Sidney Leslie Goodwin (9 September 1910 – 15 April 1912) was a 19-month-old English boy who died during the sinking of the RMS Titanic. In 2008, mitochondrial DNA testing by bio-anthropologist Ryan Parr and the American Armed Forces DNA Identification Laboratory revealed his identity. Sidney Goodwin was the only member of his family whose body was recovered and subsequently identified.

Sidney was born on 9 September 1910 in Melksham, Wiltshire, England. He was the youngest child born to Frederick Joseph and Augusta (née Tyler) Goodwin. Sidney had five older siblings – Lillian, Charles, William, Jessie, and Harold.

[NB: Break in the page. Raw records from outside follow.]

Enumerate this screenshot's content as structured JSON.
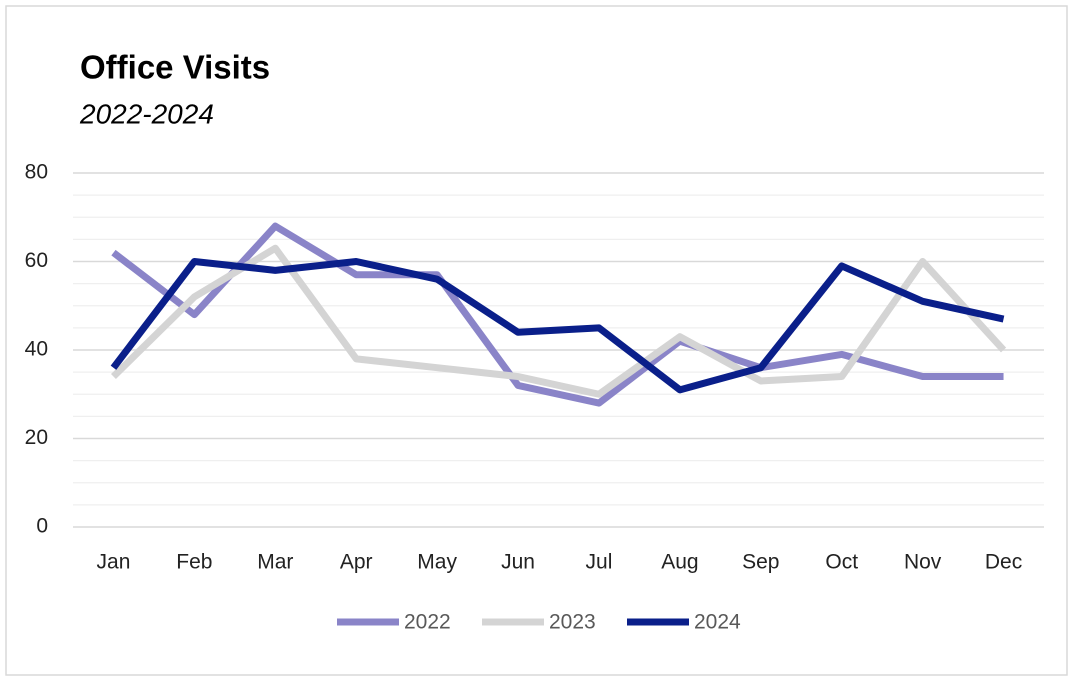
{
  "chart_data": {
    "type": "line",
    "title": "Office Visits",
    "subtitle": "2022-2024",
    "categories": [
      "Jan",
      "Feb",
      "Mar",
      "Apr",
      "May",
      "Jun",
      "Jul",
      "Aug",
      "Sep",
      "Oct",
      "Nov",
      "Dec"
    ],
    "series": [
      {
        "name": "2022",
        "color": "#8a84c8",
        "values": [
          62,
          48,
          68,
          57,
          57,
          32,
          28,
          42,
          36,
          39,
          34,
          34
        ]
      },
      {
        "name": "2023",
        "color": "#d4d4d4",
        "values": [
          34,
          52,
          63,
          38,
          36,
          34,
          30,
          43,
          33,
          34,
          60,
          40
        ]
      },
      {
        "name": "2024",
        "color": "#0a1f8a",
        "values": [
          36,
          60,
          58,
          60,
          56,
          44,
          45,
          31,
          36,
          59,
          51,
          47
        ]
      }
    ],
    "ylim": [
      0,
      80
    ],
    "yticks": [
      0,
      20,
      40,
      60,
      80
    ],
    "minor_yticks": [
      5,
      10,
      15,
      25,
      30,
      35,
      45,
      50,
      55,
      65,
      70,
      75
    ],
    "grid": true,
    "legend": "bottom"
  }
}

Frederick's brother, Thomas, had already left England and was living in Niagara Falls, New York. Thomas wrote to Frederick, telling him about the opening of a power station there. It has been speculated that the Schoellkopf Hydroelectric Power Station (Station A), due to open in 1912, would have been his employer had he lived. Frederick, a compositor, packed up his wife and six children to prepare for the move. They booked third-class passage on the S.S. New York out of Southampton, but due to a coal strike that year the vessel's passage was delayed, and they were transferred to the RMS Titanic. They boarded the Titanic in Southampton as third-class passengers.

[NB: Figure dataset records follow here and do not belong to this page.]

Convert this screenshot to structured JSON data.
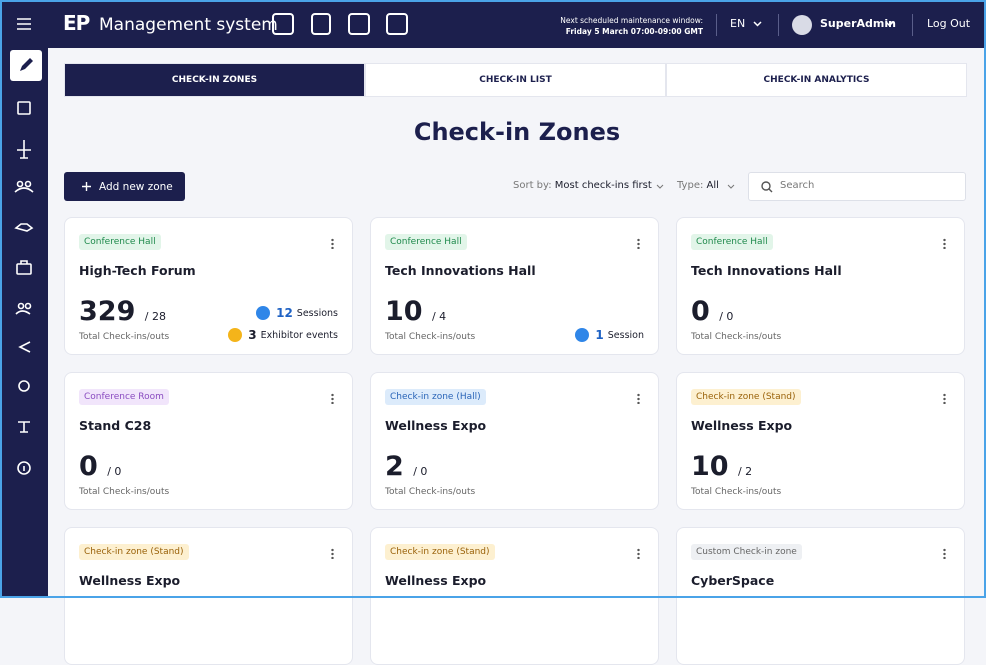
{
  "header": {
    "logo": "EP",
    "title": "Management system",
    "maintenance_label": "Next scheduled maintenance window:",
    "maintenance_time": "Friday 5 March 07:00-09:00 GMT",
    "language": "EN",
    "user": "SuperAdmin",
    "logout": "Log Out"
  },
  "tabs": [
    "CHECK-IN ZONES",
    "CHECK-IN LIST",
    "CHECK-IN ANALYTICS"
  ],
  "active_tab": 0,
  "page_title": "Check-in Zones",
  "toolbar": {
    "add_button": "Add new zone",
    "sort_label": "Sort by:",
    "sort_value": "Most check-ins first",
    "type_label": "Type:",
    "type_value": "All",
    "search_placeholder": "Search"
  },
  "cards": [
    {
      "tag": "Conference Hall",
      "tag_color": "green",
      "name": "High-Tech Forum",
      "count": "329",
      "total": "/ 28",
      "count_label": "Total Check-ins/outs",
      "stats": [
        {
          "value": "12",
          "label": "Sessions",
          "kind": "session"
        },
        {
          "value": "3",
          "label": "Exhibitor events",
          "kind": "exhibitor"
        }
      ]
    },
    {
      "tag": "Conference Hall",
      "tag_color": "green",
      "name": "Tech Innovations Hall",
      "count": "10",
      "total": "/ 4",
      "count_label": "Total Check-ins/outs",
      "stats": [
        {
          "value": "1",
          "label": "Session",
          "kind": "session"
        }
      ]
    },
    {
      "tag": "Conference Hall",
      "tag_color": "green",
      "name": "Tech Innovations Hall",
      "count": "0",
      "total": "/ 0",
      "count_label": "Total Check-ins/outs",
      "stats": []
    },
    {
      "tag": "Conference Room",
      "tag_color": "purple",
      "name": "Stand C28",
      "count": "0",
      "total": "/ 0",
      "count_label": "Total Check-ins/outs",
      "stats": []
    },
    {
      "tag": "Check-in zone (Hall)",
      "tag_color": "blue",
      "name": "Wellness Expo",
      "count": "2",
      "total": "/ 0",
      "count_label": "Total Check-ins/outs",
      "stats": []
    },
    {
      "tag": "Check-in zone (Stand)",
      "tag_color": "yellow",
      "name": "Wellness Expo",
      "count": "10",
      "total": "/ 2",
      "count_label": "Total Check-ins/outs",
      "stats": []
    },
    {
      "tag": "Check-in zone (Stand)",
      "tag_color": "yellow",
      "name": "Wellness Expo"
    },
    {
      "tag": "Check-in zone (Stand)",
      "tag_color": "yellow",
      "name": "Wellness Expo"
    },
    {
      "tag": "Custom Check-in zone",
      "tag_color": "gray",
      "name": "CyberSpace"
    }
  ]
}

Not much is known about the Goodwins' activities during the voyage, except that they may have been separated by sex in opposite ends of the ship, Frederick and his older sons in the bow, and Augusta with Sidney and the girls in the stern. Harold met and spent some time with Frank Goldsmith, who survived.

By the time the Goodwins received a warning about the collision with the iceberg, all the lifeboats had been launched. The entire family perished in the sinking. With the exception of Sidney, none of their bodies were recovered or identified.

A pair of shoes, believed to be Sidney's, was donated to Halifax's Maritime Museum of the Atlantic in 2002 by the descendants of a Halifax police officer who guarded the bodies and clothing of Titanic victims.

In his book The Night Lives On, historian Walter Lord devoted a chapter ("What Happened to the Goodwins?") to the family, using the fact that they were English to challenge the White Star Line's implication that such high numbers of third-class passengers perished because they could not understand the English language. In September 2020, the Smithsonian Channel aired "The Curious Death of a Titanic Child", about the identification of Sidney Goodwin, as part of The Curious Life and Death of ... series.

== Eino Viljami Panula ==

The child was erroneously identified as Eino Viljami Panula (10 March 1911 – 15 April 1912). He was a young Finnish boy who died during the sinking of . From 2002 to 2007, he was initially believed to be "The Unknown Child".

Eino was travelling with his mother, Maria Emilia Panula (born Maija Emelia Ketola-Ojala), and four older brothers, Ernesti Arvid (born 18 May 1895), Jaakko Arnold (born 8 February 1897), Juha Niilo (born 1 September 1904), and Urho Abraham (born 25 April 1909). Three other children died before the voyage: Juho Eemeli (23 October 1892 – 23 December 1892), Emma Iida (24 February 1901 – 8 April 1910) and Lyydia (17 June 1903 – 23 December 1903).

The family was heading to Coal Center, Pennsylvania, to join their father, Juha. All six members perished in the disaster. Eino Panula's body was never recovered.